There is a full engine with dual four barrel Holley carburetors as the power plant. There is a complete suspension to attach to the chassis and this includes workable steering (assuming you don't break anything during construction). The vinyl tires look very good as do the chrome wheels, that are held onto the axle stubs by polycaps. This is a good move as it means one can install them to check the 'squareness' of the chassis and then pull them off until after painting and final assembly.
Interior is complete, but like the real car, rather Spartan. No A/C, no DVD player, no heated seats, no digital dash or cup holder on this one. It also appears that one can have the hood and trunk posed open if one wishes.

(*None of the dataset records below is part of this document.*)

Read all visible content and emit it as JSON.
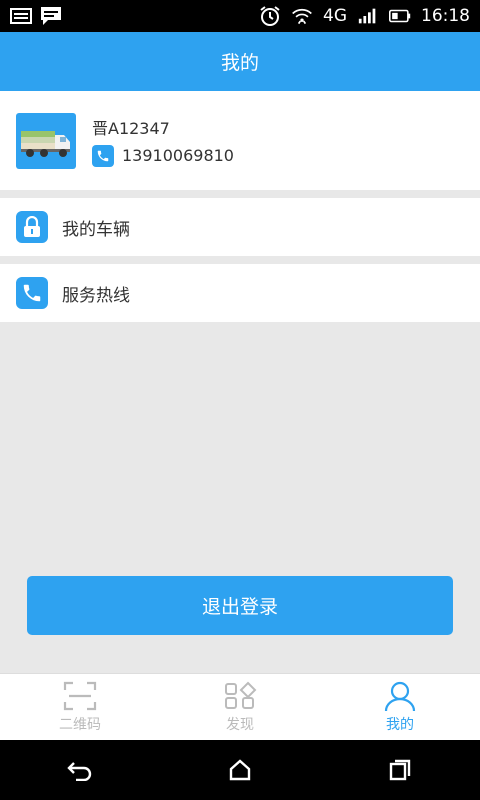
{
  "status_bar": {
    "time": "16:18",
    "network": "4G",
    "icons": [
      "gallery-icon",
      "message-icon",
      "alarm-icon",
      "wifi-icon",
      "network-4g-icon",
      "signal-icon",
      "battery-icon"
    ]
  },
  "header": {
    "title": "我的"
  },
  "profile": {
    "plate": "晋A12347",
    "phone": "13910069810",
    "avatar_icon": "truck-icon"
  },
  "menu": {
    "vehicle_label": "我的车辆",
    "hotline_label": "服务热线"
  },
  "logout": {
    "label": "退出登录"
  },
  "tabs": [
    {
      "label": "二维码",
      "icon": "qr-scan-icon"
    },
    {
      "label": "发现",
      "icon": "discover-icon"
    },
    {
      "label": "我的",
      "icon": "profile-icon"
    }
  ],
  "colors": {
    "accent": "#2ea2f0",
    "background": "#e8e8e8"
  }
}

Instructions are very well done with clear assembly steps and color information provided in Gunze references. For markings there is a sheet of decals that provides white stripes for the blue box art car. Another option is one that is a solid color without stripes. The decals are old school Japanese where the white is a bit off, though Fujimi decals will stick well. One could do a racing version if one so wishes as there are racing roundels provided on the sheet.
Another well done American 'supercar' and a model that will look just mahvelous on your display shelf.
Got this beauty at a vendor last year. Nice, eh?